This fish fossil is THE FINEST SPECIMEN OF THIS SPECIES WE HAVE EVER SEEN. It is of the species Vinctifer. Nearly every concretionary Brazil fossil on the market and in museums is of the Jardim or Santana type. This can be seen by the beige to cream color of the concretion and the light brown to gold color of the fossils. Old Mission concretions are harder and the rock in the core is dark gray or olive with the fossils being much darker. The lithology of Old Mission concretions is also one of a much harder substance. Because of this, the Old Mission concretions yield much better preserved fossils and ones that are very dark in color ranging in many cases, from dark brown to black. We have not seen any true Old Mission concretion fossils on the market in years. Perhaps it is because the deposit has long since been over-collected of these type concretions. This specimen comes from the "Old Mission" region of the formation and it shows such incredible and well-detailed preservation, we can easily say this is the finest and most beautiful example of this fish we have ever seen in any museum or publication.

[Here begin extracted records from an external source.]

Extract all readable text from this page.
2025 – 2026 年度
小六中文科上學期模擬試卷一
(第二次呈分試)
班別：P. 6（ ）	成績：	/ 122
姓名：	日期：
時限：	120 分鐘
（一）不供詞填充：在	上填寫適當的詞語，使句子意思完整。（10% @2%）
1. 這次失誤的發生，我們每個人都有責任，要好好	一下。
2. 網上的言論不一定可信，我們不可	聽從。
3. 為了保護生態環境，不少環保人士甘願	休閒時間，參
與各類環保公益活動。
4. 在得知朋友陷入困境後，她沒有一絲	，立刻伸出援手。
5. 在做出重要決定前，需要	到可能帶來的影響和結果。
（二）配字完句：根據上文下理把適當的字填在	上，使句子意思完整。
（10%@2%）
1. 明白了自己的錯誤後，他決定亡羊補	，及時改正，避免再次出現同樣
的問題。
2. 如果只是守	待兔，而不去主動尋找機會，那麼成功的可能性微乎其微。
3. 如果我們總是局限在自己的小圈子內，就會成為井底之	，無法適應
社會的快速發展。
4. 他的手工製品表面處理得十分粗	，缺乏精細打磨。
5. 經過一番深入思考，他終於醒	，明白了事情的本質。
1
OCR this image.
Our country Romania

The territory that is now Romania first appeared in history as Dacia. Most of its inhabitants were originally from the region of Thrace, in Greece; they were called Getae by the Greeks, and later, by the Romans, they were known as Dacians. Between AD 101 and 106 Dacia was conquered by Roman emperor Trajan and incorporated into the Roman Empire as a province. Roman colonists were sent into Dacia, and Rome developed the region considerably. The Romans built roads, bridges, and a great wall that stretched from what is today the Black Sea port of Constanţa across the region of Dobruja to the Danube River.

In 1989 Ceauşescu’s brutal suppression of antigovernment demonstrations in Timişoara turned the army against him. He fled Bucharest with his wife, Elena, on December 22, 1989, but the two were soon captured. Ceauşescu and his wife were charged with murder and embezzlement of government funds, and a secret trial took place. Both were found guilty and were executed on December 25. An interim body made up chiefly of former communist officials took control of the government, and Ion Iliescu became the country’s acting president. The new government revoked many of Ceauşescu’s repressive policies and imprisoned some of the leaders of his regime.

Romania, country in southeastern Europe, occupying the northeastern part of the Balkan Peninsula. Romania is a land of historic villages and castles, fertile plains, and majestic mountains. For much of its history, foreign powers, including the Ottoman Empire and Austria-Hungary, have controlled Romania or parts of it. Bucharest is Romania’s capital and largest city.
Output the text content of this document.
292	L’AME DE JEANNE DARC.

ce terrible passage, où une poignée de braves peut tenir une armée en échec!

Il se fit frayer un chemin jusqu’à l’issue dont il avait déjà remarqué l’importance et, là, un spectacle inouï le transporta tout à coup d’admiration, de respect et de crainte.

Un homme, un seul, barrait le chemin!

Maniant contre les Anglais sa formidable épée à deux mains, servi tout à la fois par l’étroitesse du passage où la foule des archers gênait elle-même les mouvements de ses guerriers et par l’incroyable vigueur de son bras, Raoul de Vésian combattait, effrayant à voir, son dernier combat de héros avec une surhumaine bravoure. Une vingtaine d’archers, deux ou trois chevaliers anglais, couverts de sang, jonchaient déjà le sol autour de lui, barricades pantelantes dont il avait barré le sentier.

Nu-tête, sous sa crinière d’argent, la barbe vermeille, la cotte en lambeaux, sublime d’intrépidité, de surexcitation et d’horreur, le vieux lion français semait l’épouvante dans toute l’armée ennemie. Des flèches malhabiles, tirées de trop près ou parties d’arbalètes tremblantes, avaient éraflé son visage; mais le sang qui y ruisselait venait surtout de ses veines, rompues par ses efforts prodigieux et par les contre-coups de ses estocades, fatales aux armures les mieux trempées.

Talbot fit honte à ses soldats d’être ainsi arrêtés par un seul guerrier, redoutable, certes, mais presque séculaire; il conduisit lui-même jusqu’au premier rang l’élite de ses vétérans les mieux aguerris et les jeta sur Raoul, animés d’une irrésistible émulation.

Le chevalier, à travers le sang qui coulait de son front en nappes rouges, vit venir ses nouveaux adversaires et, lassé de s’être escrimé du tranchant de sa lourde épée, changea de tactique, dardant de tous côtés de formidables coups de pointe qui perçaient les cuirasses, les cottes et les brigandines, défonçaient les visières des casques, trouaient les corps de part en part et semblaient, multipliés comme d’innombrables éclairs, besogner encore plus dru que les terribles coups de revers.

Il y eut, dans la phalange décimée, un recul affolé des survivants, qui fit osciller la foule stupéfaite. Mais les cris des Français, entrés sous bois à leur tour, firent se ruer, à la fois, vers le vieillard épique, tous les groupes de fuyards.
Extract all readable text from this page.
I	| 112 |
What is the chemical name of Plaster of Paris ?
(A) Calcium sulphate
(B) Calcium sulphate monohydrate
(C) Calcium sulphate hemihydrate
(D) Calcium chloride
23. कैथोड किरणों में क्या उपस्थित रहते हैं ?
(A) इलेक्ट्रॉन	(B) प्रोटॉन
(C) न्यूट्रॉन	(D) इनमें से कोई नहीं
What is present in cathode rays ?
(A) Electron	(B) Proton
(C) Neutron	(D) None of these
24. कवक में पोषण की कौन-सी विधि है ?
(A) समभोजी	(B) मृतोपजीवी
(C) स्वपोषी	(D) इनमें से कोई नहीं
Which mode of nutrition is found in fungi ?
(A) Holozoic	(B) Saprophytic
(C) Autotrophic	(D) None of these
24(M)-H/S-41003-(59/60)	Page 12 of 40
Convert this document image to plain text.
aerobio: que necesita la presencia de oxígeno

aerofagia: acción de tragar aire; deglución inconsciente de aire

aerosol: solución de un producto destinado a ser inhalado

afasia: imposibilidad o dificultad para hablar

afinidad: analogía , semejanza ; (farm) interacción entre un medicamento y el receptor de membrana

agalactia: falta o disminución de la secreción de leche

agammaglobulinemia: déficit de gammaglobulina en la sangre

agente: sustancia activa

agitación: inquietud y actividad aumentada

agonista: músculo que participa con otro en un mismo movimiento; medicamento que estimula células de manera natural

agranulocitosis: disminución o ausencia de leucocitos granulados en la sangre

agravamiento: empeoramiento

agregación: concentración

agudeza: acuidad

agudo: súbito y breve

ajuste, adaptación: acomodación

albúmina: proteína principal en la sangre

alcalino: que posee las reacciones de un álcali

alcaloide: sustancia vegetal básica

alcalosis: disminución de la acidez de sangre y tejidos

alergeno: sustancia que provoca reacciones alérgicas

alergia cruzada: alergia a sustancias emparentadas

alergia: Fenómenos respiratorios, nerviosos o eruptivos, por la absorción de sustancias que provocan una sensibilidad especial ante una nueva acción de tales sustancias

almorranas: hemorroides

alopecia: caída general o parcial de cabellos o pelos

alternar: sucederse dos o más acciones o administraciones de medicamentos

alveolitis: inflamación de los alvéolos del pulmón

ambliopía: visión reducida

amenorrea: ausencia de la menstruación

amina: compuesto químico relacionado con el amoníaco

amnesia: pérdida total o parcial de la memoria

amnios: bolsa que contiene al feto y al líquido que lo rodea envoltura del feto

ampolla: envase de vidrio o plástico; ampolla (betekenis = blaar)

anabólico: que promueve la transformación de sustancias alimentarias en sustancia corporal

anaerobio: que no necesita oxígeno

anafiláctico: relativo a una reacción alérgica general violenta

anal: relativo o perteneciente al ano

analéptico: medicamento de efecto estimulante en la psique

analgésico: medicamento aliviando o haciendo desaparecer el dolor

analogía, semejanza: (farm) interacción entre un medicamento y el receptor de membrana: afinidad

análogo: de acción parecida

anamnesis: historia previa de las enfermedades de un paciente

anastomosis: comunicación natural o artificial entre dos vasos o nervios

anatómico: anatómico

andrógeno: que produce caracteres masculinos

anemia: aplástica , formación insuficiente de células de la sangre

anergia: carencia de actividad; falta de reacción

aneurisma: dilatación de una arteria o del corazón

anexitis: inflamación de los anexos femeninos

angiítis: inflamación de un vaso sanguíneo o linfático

This fish was a member of the ASPIDORHYNCHID family, a highly specialized extinct group that lived from the Middle Jurassic Period 160 million years ago to the end of the Cretaceous Period 65 million years ago. Based on their long, torpedo-like design and fin anatomy and location, they were likely very swift hunters much like a modern barracuda is today. One of their most obvious anatomical features is their long, rectangular enameloid scales running all down their body. This specimen possesses complete and full preservation with very high three-dimensional relief. The scale detail is impeccable with a rare dark color pattern to the fins and delicate dorsal and ventral body scales. How it took this pattern is most likely based on the colored mineralization of the possibly denser scales in these regions. It is an uncommon and beautiful feature we don't see often in any fossil fish of any formation. The amazing preservation and state of this specimen can be compared to the American Museum's specimens seen on page 176-177 of Maisey's publication. The museum specimens greatly lack in the quality of preservation when compared this this complete specimen offered for sale. Vinctifer is classified by curator Maisey as a RARE fish yet several specimens can sometimes be found in the market. This is a VERY popular fish to fake or build from parts of multiple fish and many "junk" examples populate the commercial fossil market from time to time. Finding a 100% COMPLETE AND 100% AUTHENTIC specimen like this, is RARE. Even the American Museum of Natural history specimens are lacking in the quality of this specific Vinctifer we are offering here! The full, lifelike relief throughout of this amazing specimen must be seen in person to appreciate.
We received this remarkable specimen in an un-prepared state and performed all the time-intensive lab work in our own facility. The result is preservation and anatomy shown that is seldom seen. Even the sclerotic ring in the eye has been exposed in full form! The teeth would be hidden below the jaw because of the distended throat indicating the mandible and maxilla bones are stretched over the teeth. EVERY part of this fish is original and there the different types of scales on the back, tail, sides and belly can be seen in perfectly preserved form.
Of all the richest fossil-bearing deposits ever known, Brazil's Santana Formation is ranked among the world's greatest. Santana fossils are known for not only their extreme diversity but more importantly, for the nature of their breath-taking preservation - considered by scientists to include the finest examples of fossils in existence. The formation provides an amazing window into the paleobiota of a prehistoric world from the Lower Cretaceous, 110 million years ago. The Santana fossils of Brazil were first recorded in the year 1828 by two natural historians, Dr. J. B. von Spix and Dr. C. F. P. von Martius, commissioned by the king of Bavaria. To this day, they are still being studied with many new discoveries coming to light.
In John Maisey's book titled "Santana Fossils", he cites the prevalence of fake, composite and enhanced fossils from this formation that are on the market. The local artisans at the sites produce a wide variety of artificially created fossils - some horribly obvious yet some, extremely convincing out of carefully matched composite pieces. These composite examples are very convincing because they are made up of all real pieces but not necessarily of the same species! Often, missing parts are carved or sculpted from a mixture of plaster, rock dust and epoxy and then painted to disguise the work. A number of these handcrafted "fossils" have in the past, and continue to, make it into the mainstream fossil market. Describing a variety of techniques and types of fakes, Maisey even shows photographs of some fakes for reference to illustrate the breadth, creativity and skill of some of these workers. He also addresses the prevalence of fake insect and other rare fossils within the text. With all Brazilian fossils, collectors should approach prospective purchases with caution for not only the legality of the specimen but also, for accurate disclosure by a qualified and experienced preparator of any artificial enhancement to the specimen.